Okay, and as we extend it further, you see because of the accumulation of the oligonucleotide and because of the accumulation of the editing, you see higher and higher levels. And again, if you look at the ratio of M to the Z protein, we're close to 75% or so, indicating that the amount of editing that we are seeing internally is commensurate with what we see externally. Mice are great. We've cured cancer in mice. We've created lots of therapies for mice. But one of the things with novel technologies is that you just don't know how it translates as you go into higher species. So we took time to understand what does that look like?
So we created a new construct, that is synonymous with human and a monkey, and wanted to edit an adenosine that is not at the site of the mutation, but just to be able to show that you can translate from what you see in the PiZ mice to what you see in monkeys. So this edit site is seven amino acids away from the E342K site, which is what the Z allele is. And we are able to show on the left-hand side in, with a single dose in mice, on the right-hand side, in the single dose in monkeys, that there is very good translation between the mouse and the monkey. This is the first kind of data that anybody has shown.

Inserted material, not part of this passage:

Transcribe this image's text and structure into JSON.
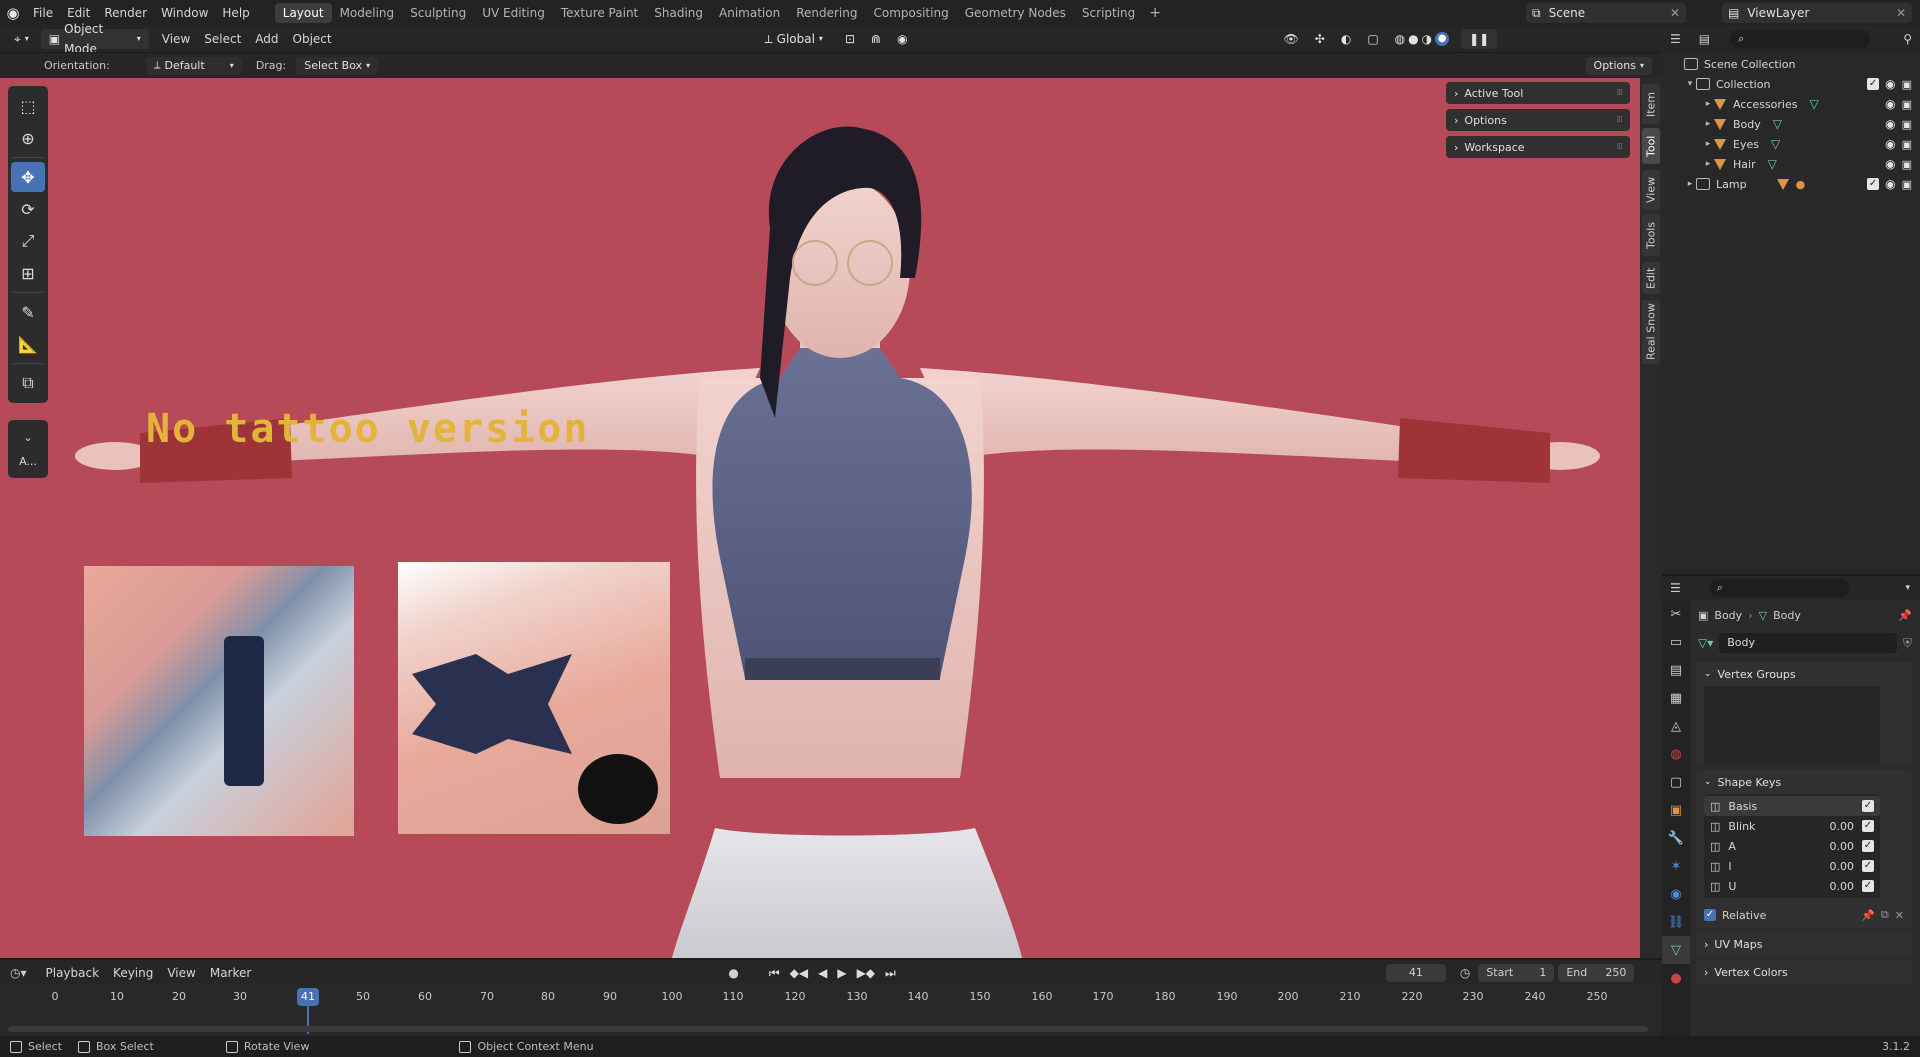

In our prior constructs, we've shown that the amount of protein that we generate in circulation is commensurate with the amount of editing that we see. So if you start connecting the dots, we see it work in mice, we see it work in monkeys, we see it work in human cells, so we are very confident that this will likely show up in the human studies where we generate the data next year. So what's next for us? We've looked at efficacy. We believe that we have one of the best profiles out there from a compound, and we think that we can demonstrate this in humans very, very soon. From a safety standpoint, we spoke about the off-target effects.
When we've tested this in mice and in monkeys, we've shown that it's very well tolerated, better than Onpattro or patisiran, which is an approved construct. And we've also shown that it can translate to higher species. So you add all that together, you know, our goal now is to submit this regulatory package, and then start our clinical study as soon as possible. I'll take one second to highlight the team. We are very fortunate to build a strong team that comes from a drug development background, as well as having a strong expertise in chemistry, delivery, as well as development experience at the table. So we have Steve Colletti, who spent 25 years at Merck. Kemi joined us as our Chief Medical Officer. She was at Ultragenyx most recently.
Vineet, our CFO, is at 14 years at J.P. Morgan. Todd has started 4 companies, with multiple IND filings, and the list goes on. This is just the management team, and the layer below brings a lot of experience and, should I say, gray hair to the table, from a drug development standpoint. With that, I'll stop, and happy to take any questions if there are any.
Great job, Ram. Congratulations on a very great translational study. Maybe you can comment on the timeline for the lead pipeline to, you know, the IND?
Yeah. So what we've said is that by the end of this year, we'll file from a regulatory standpoint. We haven't said which jurisdiction yet. We anticipate getting data in the second half of next year. We don't, we haven't said what kind of data, but it's anticipated that we will show something in the ZZ homozygous individuals with levels of protein.
Fantastic, thank you.
I know you had another question, but I think I'm out of time, unfortunately. Thank you.